Humor en las correcciones
Para nadie es grato corregirse de un defecto; menos aún recibir una corrección. Aquí es donde entra en escena de forma más original la pedagogía del humor. «El educador puede beneficiarse del potencial del sentido del humor –apunta la profesora Martínez– para facilitar la asimilación de ideas nuevas, para validar y reforzar las correctas y para suavizar la tensión que pudiera generar el tener que decir a alguien, directa o indirectamente, que está equivocado». De esta forma, se produce en la persona una reacción recíproca. Se comprende, se asimila y se recibe la corrección con un toque de benevolencia hacia la otra persona. Este ejercicio no es de fácil aplicación, es más, tiene sus límites, ya que, si no se trata de un humor sano, se obtiene la reacción contraria de rechazo y repulsa. Aquí es donde se revela el verdadero maestro del buen humor.
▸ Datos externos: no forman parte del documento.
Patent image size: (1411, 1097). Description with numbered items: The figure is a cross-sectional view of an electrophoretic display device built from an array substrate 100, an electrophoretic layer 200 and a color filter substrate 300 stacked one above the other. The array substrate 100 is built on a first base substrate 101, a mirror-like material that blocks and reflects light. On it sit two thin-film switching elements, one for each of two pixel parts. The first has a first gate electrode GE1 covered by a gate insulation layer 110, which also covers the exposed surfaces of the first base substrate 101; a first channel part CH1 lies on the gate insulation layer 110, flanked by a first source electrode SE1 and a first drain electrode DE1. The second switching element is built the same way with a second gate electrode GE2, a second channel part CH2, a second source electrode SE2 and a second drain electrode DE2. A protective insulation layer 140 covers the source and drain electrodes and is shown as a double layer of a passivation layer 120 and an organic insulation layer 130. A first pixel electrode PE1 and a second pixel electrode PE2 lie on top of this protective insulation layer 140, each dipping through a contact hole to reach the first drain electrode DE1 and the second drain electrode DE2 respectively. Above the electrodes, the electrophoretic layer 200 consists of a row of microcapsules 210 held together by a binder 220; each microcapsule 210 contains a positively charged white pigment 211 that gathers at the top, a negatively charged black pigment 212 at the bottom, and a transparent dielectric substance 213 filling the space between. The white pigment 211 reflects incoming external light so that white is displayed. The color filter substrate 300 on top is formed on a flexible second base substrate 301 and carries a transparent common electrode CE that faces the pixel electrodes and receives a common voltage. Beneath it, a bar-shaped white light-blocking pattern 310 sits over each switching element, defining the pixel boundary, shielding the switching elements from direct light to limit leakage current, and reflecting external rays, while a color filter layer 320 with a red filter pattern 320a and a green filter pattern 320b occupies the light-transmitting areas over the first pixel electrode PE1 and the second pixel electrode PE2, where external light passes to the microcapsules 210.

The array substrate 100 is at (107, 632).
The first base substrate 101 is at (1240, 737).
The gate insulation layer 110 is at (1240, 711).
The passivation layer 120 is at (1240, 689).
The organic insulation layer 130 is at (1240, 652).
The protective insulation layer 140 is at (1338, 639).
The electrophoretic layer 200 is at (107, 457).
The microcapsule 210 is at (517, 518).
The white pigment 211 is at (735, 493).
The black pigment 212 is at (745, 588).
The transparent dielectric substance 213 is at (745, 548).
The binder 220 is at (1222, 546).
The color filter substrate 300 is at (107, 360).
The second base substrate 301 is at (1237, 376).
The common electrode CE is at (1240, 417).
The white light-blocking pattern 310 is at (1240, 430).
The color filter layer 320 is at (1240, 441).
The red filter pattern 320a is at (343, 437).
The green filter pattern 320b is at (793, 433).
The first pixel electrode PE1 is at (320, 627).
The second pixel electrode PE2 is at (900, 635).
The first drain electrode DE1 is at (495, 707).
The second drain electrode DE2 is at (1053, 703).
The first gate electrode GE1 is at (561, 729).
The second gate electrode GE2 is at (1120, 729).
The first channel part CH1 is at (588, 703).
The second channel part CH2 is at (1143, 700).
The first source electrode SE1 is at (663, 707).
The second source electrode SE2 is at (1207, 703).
La medida para saber si una persona tiene sentido del humor verdaderamente y, por tanto, que será capaz de aplicarlo hacia los demás, es la capacidad que demuestra de reírse de sí mismo. Los principales obstáculos serán, pues, el orgullo y el amor propio. Sería lo mismo decir que una persona que quiera tener buen humor y poder aplicarlo, debe defenderse y luchar contra su amor propio y su orgullo. Quizá por eso alguien afirmaba que las cuatro grandes virtudes cristianas son la fe, la esperanza, la caridad y el buen humor. Como ya se ha dicho, todos somos educadores, el maestro, el jefe, el padre y la madre, o el apóstol. Unos por su profesión, los que se ganan la vida en las aulas de colegios, institutos y Facultades, o tienen cargos de responsabilidad en otras áreas; otros por ley de vida, aquellos que han decidido crear una familia; otros por misión, los que dedican su vida en pleno al servicio del Evangelio en un trabajo directo con las personas; y todos por vocación, los cristianos de manera más específica por el Bautismo que nos proclama apóstoles; pero todo ser humano lo es en la medida que decide progresar cada día, convirtiéndose en educador de sí mismo. Se necesita, por tanto, una pedagogía completa en la que es imprescindible el sentido del humor.